El terrorismo es una plaga que se ha
prodigado con excesiva frecuencia e intensidad durante el siglo XX y sigue
presente en lo que va del XXI. Sus fuentes nutricias suelen ser la política y
la religión. El terrorismo político acostumbra a seleccionar sus blancos entre
personas que detentan la autoridad o el poder: los de motivación religiosa
buscan, por el contrario, causar el mayor daño y la muerte del mayor número de
víctimas de forma indiscriminada.
Normalmente, la actitud de la gente ante el
terrorismo es de condena, con la excepción de quienes lo apoyan, pero hay un país
(Estados Unidos) que además que además los cataloga y clasifica. El
Departamento de Estado publica cada año una lista con los nombres de las
naciones que a su juicio financian, promueven, ayudan o amparan esta especie de
violencia, así como las que se distinguen por su combate contra ella. De esta
manera divide a los Estados en buenos y
malos, reservándose para sí –faltaría más- el puesto de cabeza entre los
buenos, con derecho, por tanto, a impartir
lecciones de pacifismo y ética política.
Los jueces inapelables reservan los peores
lugares del escalafón con arreglo a su punto de vista y conveniencia, en función
de su antiamericanismo. Tengo a la vista la clasificación de 2000 y en ella figuran
como los peores Irán, Irak (antes de la invasión), Libia (cuando mandaba
Gadafi), Sudán, Cuba y Corea del Norte. Sorprende la omisión de China cuando es
un país tan comunista como Cuba. Pero no era oportuno señalarla con el dedo
acusador pues pesaban y pesan mucho sus 1.300 millones de habitantes y las
relaciones comerciales.
Washington arrojaba a una especie de
purgatorio a Afganistán y Pakistán, recordando que el primero era amigo a la
sazón cuando le llovían los dólares y las armas para que derrotase a la Unión
Soviética, y el segundo era un firme aliado. Sus gobiernos no se podían subir a
los altares pero tampoco condenarlos al infierno de los réprobos-
Como el Gran Hermano lo sabe
todo, dictamina en su informe quienes combaten mejor y peor la violencia
terrorista, y entre los primeros colocaba a España, con el dudoso honor de
emparejarnos con Argelia y Turquía que en aquel tiempo masacraban a sus nacionales.
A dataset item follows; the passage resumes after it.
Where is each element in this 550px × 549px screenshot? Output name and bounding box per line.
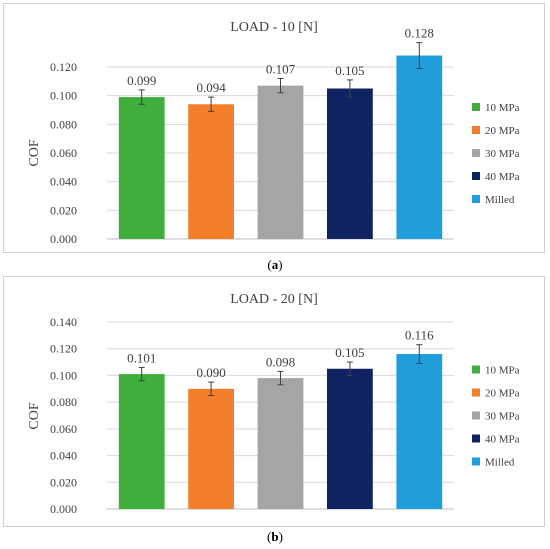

Hay honores que deshonran tanto a quien los otorga como a quienes van
destinados.
Lo más sorprendente del caso es que quien
se arroga el derecho de expedir credenciales de decencia es un gobierno que se
sirve de la CIA con un historial terrorífico usada para los fines más
inconfesables, que practica el terrorismo internacional como arma política de
la que cualquier Estado puede ser víctima como lo fueron entre otros la isla
Granada y Panamá, y que mantiene a Guantánamo fuera de toda legalidad.
La pretensión del gobierno norteamericano
de erigirse en juez no se limita al campo del terrorismo, sino que se extiende
al terreno de los derechos humanos, olvidándose de que en su casa el respeto a
los mismos deja mucho que desear como pone de manifiesto el abrumador pliego de
cargos presentado por Amnistía Internacional. Aquí viene como anillo al dedo la
conocida sentencia “dime de lo que presumes y te diré de lo que careces”.